Questions you need to ask if your relative at a care home is getting the vaccine

With care home residents across Derbyshire starting to receive the Covid-19 vaccine this month, an expert has revealed the key information that all families of those on the waiting list need to find out.

Older adults in care homes are the main focus of the Government’s first phase of the vaccination roll-out, alongside vulnerable care home workers and health staff.

Andrew Parfery, CEO and founder of care support comparison site Care Sourcer, has encouraged families to ask these five questions before their loved ones are vaccinated this winter.

Do you understand the logistics?

Families have been encouraged to regularly check in with care homes to stay in the loop on when vaccines will be administered.

All vaccines currently available require two sets of separate injections to be effective, so it’s a good idea to find out which is being used so you can do some research and have a little more peace of mind.

Where is the vaccine being administered?

Families should also find out where the vaccine is being administered. Ask if it will be in a hospital, doctors or at the care home, and check whether the care home needs any extra help.

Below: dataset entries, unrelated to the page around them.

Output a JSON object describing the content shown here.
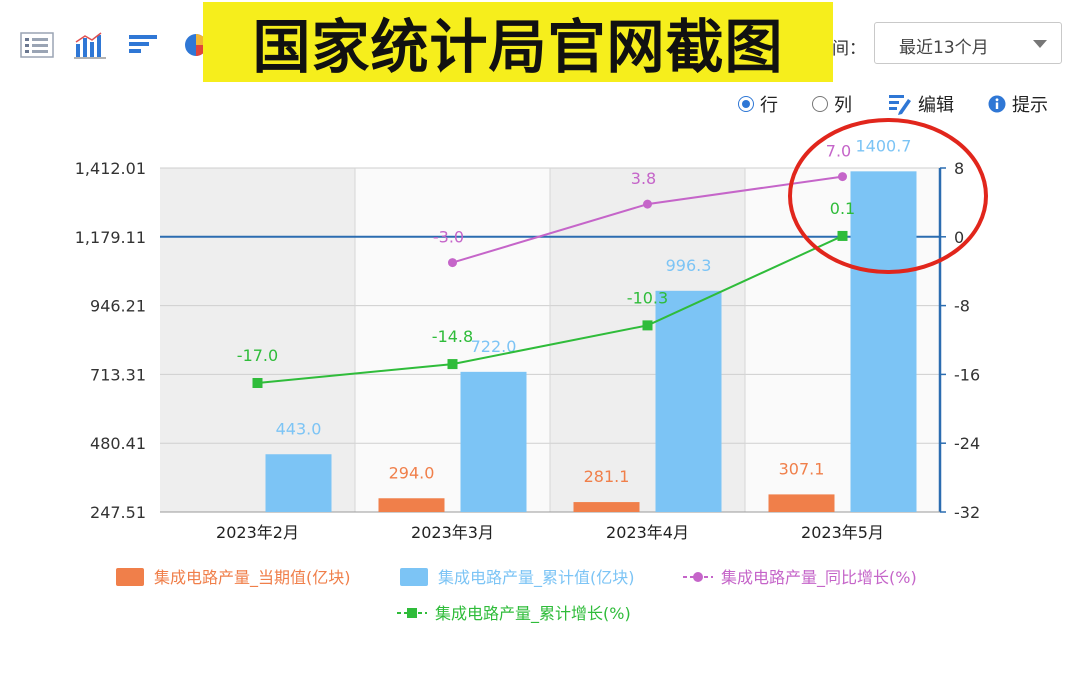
{
  "banner": {
    "text": "国家统计局官网截图"
  },
  "toolbar": {
    "period_label": "间：",
    "period_value": "最近13个月"
  },
  "options": {
    "row_label": "行",
    "col_label": "列",
    "edit_label": "编辑",
    "hint_label": "提示"
  },
  "colors": {
    "bar_current": "#f07f4a",
    "bar_cumulative": "#7cc4f5",
    "line_yoy": "#c565c9",
    "line_cumulative_growth": "#2fbc3a",
    "annotation_circle": "#e1261c",
    "axis_blue": "#2b6cb0"
  },
  "chart_data": {
    "type": "bar",
    "categories": [
      "2023年2月",
      "2023年3月",
      "2023年4月",
      "2023年5月"
    ],
    "y_left": {
      "ticks": [
        "1,412.01",
        "1,179.11",
        "946.21",
        "713.31",
        "480.41",
        "247.51"
      ],
      "range": [
        247.51,
        1412.01
      ]
    },
    "y_right": {
      "ticks": [
        "8",
        "0",
        "-8",
        "-16",
        "-24",
        "-32"
      ],
      "range": [
        -32,
        8
      ]
    },
    "series": [
      {
        "name": "集成电路产量_当期值(亿块)",
        "type": "bar",
        "axis": "left",
        "values": [
          null,
          294.0,
          281.1,
          307.1
        ],
        "labels": [
          "",
          "294.0",
          "281.1",
          "307.1"
        ]
      },
      {
        "name": "集成电路产量_累计值(亿块)",
        "type": "bar",
        "axis": "left",
        "values": [
          443.0,
          722.0,
          996.3,
          1400.7
        ],
        "labels": [
          "443.0",
          "722.0",
          "996.3",
          "1400.7"
        ]
      },
      {
        "name": "集成电路产量_同比增长(%)",
        "type": "line",
        "axis": "right",
        "values": [
          null,
          -3.0,
          3.8,
          7.0
        ],
        "labels": [
          "",
          "-3.0",
          "3.8",
          "7.0"
        ]
      },
      {
        "name": "集成电路产量_累计增长(%)",
        "type": "line",
        "axis": "right",
        "values": [
          -17.0,
          -14.8,
          -10.3,
          0.1
        ],
        "labels": [
          "-17.0",
          "-14.8",
          "-10.3",
          "0.1"
        ]
      }
    ],
    "grid": true,
    "legend_position": "bottom"
  }
}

For example, since getting jabs can be very stressful, see if it is best to be on standby to talk to elderly loved ones on the phone to provide reassurance and a familiar voice.

Is permission required?

It is important to ask care homes if any type of permission to administer the vaccine is needed from families on behalf of loved ones.

In some cases paperwork may be required, so it is helpful to prepare in advance so vaccinations can run as smoothly as possible.

Does your loved one in the care home know the plan?

It is key that families of care home residents make sure their loved ones are aware of what’s happening.

It’s sometimes very easy for older people to become flustered and confused so the amount of stress they’re exposed to needs to be limited.

Find out if someone has gently explained what a vaccine means and how it will work. It can be so important to have that reassurance from somebody trustworthy and if the care home hasn’t walked them through it, try to have a chat through Zoom, FaceTime or a telephone call.

Does this mean you can finally visit your loved one?

Finally, if your loved one has been vaccinated, see if it means you can go and visit. If you can, make sure you know your care home’s Covid-19 secure visitation guidance.

It may be necessary to bring specified PPE including a mask, apron and gloves.

Families may also need to book in advance to ensure there’s a limited number of external visitors entering the care home at any one time.